Just a few years ago the term “fintech” was almost unheard of; now it dominates conversations in the financial industry. According to a report by Deloitte, Fintech by the numbers, fintech investment is on the rise. In 2017, over $21 billion was raised by fintechs around the globe and almost $8 billion of that came from the United States alone. Interestingly, despite the rise in fintech investment, the actual number of fintechs is decreasing, according to Deloitte. This is often a sign of market consolidation as the market becomes more competitive. As is often the case in competitive market situations like this, finding points of differentiation will become even more crucial for fintechs to move forward and achieve success.
An important way for fintechs to achieve differentiation is through partnerships with other financial institutions and technology companies. These partnerships offer new ways to reach and interact with intended target audiences. One common form of partnership is integrating with a banking platform via an API. APIs give fintechs a unique way to pull data from a different source into one easy-to-use interface. In a recent article, Sunil Mishra of Infosys Ltd wrote that, “digital businesses, such as Fintech firms and ecommerce companies, are also a good target [for banks to consider partnering with] because they are always looking for APIs on which they can build new, better experiences. Progressive banks are setting up API stores and are exposing their APIs for these clients to use.”
There are a few different examples of this type of partnership already occurring in the marketplace. One is Macquarie, an Australian-based bank that has utilized this concept to open up the opportunity for third party fintechs to add functionality, such as budgeting apps and accounting software, to its platform for the bank’s customers. The third party fintechs will have to meet certain security and quality standards, but will gain key advantages over competitors using this model. Sageworks has a similar open API model in place, but instead of solely seeking fintechs to improve the B2C experience, the technology firm’s focus is on making it easier for banks to connect a variety of data sources and solutions on a single interface through the API so the bank can grow and improve customer experiences more efficiently. Though they are different in targeting, both uses of APIs strive to achieve the same goal, which is to enhance the experience on their respective platforms by attracting the inventive technology companies.
There are several key ways fintechs can leverage platforms like Macquarie and Sageworks via APIs. It looks like partnerships like this will be a key part of the finance and banking industry in the future.
Here are three key ways these platforms can be leveraged:
1) Obtain unique data
A key to the fintech disruption is the ability to drive the “customer first” mindset in the financial space. Retail has been experiencing serious disruption in recent years and finance is primed for this same trend. A major driver of this customer-centric initiative is data. Having access to the right data set provides ways to create unique inferences that wouldn’t normally be possible. Whether the data consists of financial statements, credit scores or industry benchmarks, it can provide the insights needed to provide the “customer first” service that fintechs are looking for to disrupt the financial industry.

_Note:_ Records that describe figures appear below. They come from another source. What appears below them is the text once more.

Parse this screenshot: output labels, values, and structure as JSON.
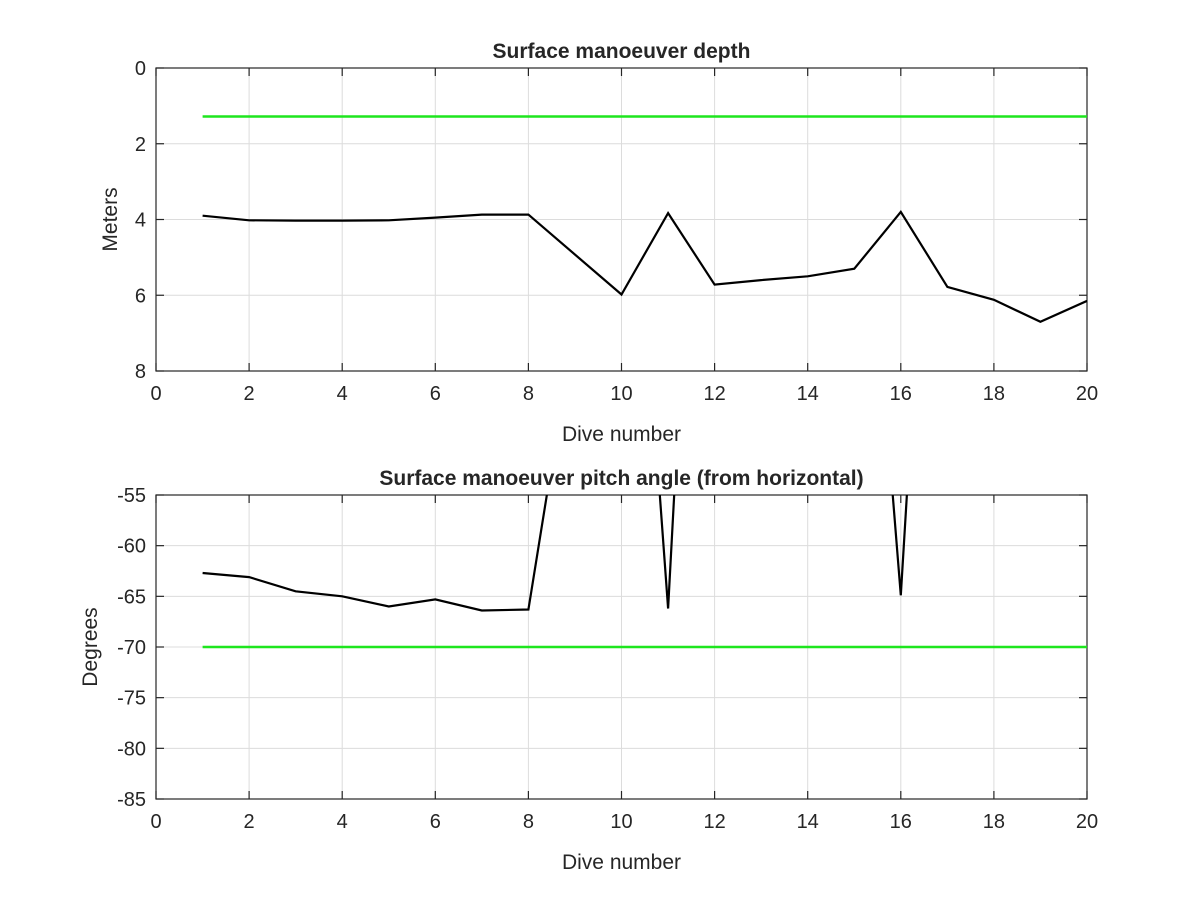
{
  "chart_data": [
    {
      "type": "line",
      "title": "Surface manoeuver depth",
      "xlabel": "Dive number",
      "ylabel": "Meters",
      "xlim": [
        0,
        20
      ],
      "ylim": [
        0,
        8
      ],
      "y_reversed": true,
      "grid": true,
      "x_ticks": [
        "0",
        "2",
        "4",
        "6",
        "8",
        "10",
        "12",
        "14",
        "16",
        "18",
        "20"
      ],
      "y_ticks": [
        "0",
        "2",
        "4",
        "6",
        "8"
      ],
      "colors": {
        "measured": "#000000",
        "threshold": "#1ee61e"
      },
      "series": [
        {
          "x": [
            1,
            2,
            3,
            4,
            5,
            6,
            7,
            8,
            10,
            11,
            12,
            13,
            14,
            15,
            16,
            17,
            18,
            19,
            20
          ],
          "values": [
            3.9,
            4.02,
            4.03,
            4.03,
            4.02,
            3.95,
            3.87,
            3.87,
            5.98,
            3.83,
            5.72,
            5.6,
            5.5,
            5.3,
            3.8,
            5.78,
            6.12,
            6.7,
            6.15
          ]
        },
        {
          "x": [
            1,
            20
          ],
          "values": [
            1.28,
            1.28
          ]
        }
      ]
    },
    {
      "type": "line",
      "title": "Surface manoeuver pitch angle (from horizontal)",
      "xlabel": "Dive number",
      "ylabel": "Degrees",
      "xlim": [
        0,
        20
      ],
      "ylim": [
        -85,
        -55
      ],
      "grid": true,
      "x_ticks": [
        "0",
        "2",
        "4",
        "6",
        "8",
        "10",
        "12",
        "14",
        "16",
        "18",
        "20"
      ],
      "y_ticks": [
        "-55",
        "-60",
        "-65",
        "-70",
        "-75",
        "-80",
        "-85"
      ],
      "colors": {
        "measured": "#000000",
        "threshold": "#1ee61e"
      },
      "series": [
        {
          "x": [
            1,
            2,
            3,
            4,
            5,
            6,
            7,
            8,
            8.45,
            10.8,
            11,
            11.15,
            15.8,
            16,
            16.15
          ],
          "values": [
            -62.7,
            -63.1,
            -64.5,
            -65.0,
            -66.0,
            -65.3,
            -66.4,
            -66.3,
            -53.5,
            -53.5,
            -66.2,
            -53.5,
            -53.5,
            -64.9,
            -53.5
          ]
        },
        {
          "x": [
            1,
            20
          ],
          "values": [
            -70,
            -70
          ]
        }
      ]
    }
  ]
}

2) Gain access to an established customer base
One of the hardest parts of launching a new product or business is proving that it is something the target audience wants or needs. By partnering with banking platforms and providing additional functionality to an existing audience, fintechs can fine tune their offerings more readily. Use cases and proof of concept beyond a small beta test can be of huge value. Another reason fintechs have gained market share is because of the ability to make manual and time-sensitive processes much easier. The integration with a banking platform would assist fintechs’ mission to improve user experience on an even larger scale by adding their unique functionality to the platform.
3) Establish important and trustworthy relationships
Building the right relationships will be a key to this entire model. Once found, that relationship could be a huge part of success for fintechs in the long run. By working with an established partner, fintechs will have access to the platforms’ marketing resources indirectly as well as gain valuable integration experience. From a marketing perspective, if the fintech is successful, then it could turn into a functionality that the platform provider’s sales team begins to pitch as a differentiator to prospects and customers. Through this, the fintech gains brand awareness as well as goodwill with the platform due to the value it is providing. From an integration standpoint, a huge advantage is experience. Being able to see how the product interacts with various core systems will be invaluable information to market as a strength for the fintech. The partnership could also lead to conference invites, speaking engagements, and other valuable activities for the fintech to leverage.
To summarize, fintechs are carving out portions of the value chain, but as the environment continues to become more competitive, every advantage can make a difference. Creating partnerships with platforms is a great way to gain data, reach an established market and solidify valuable industry relationships that could go a long way to helping the fintech succeed in the long term.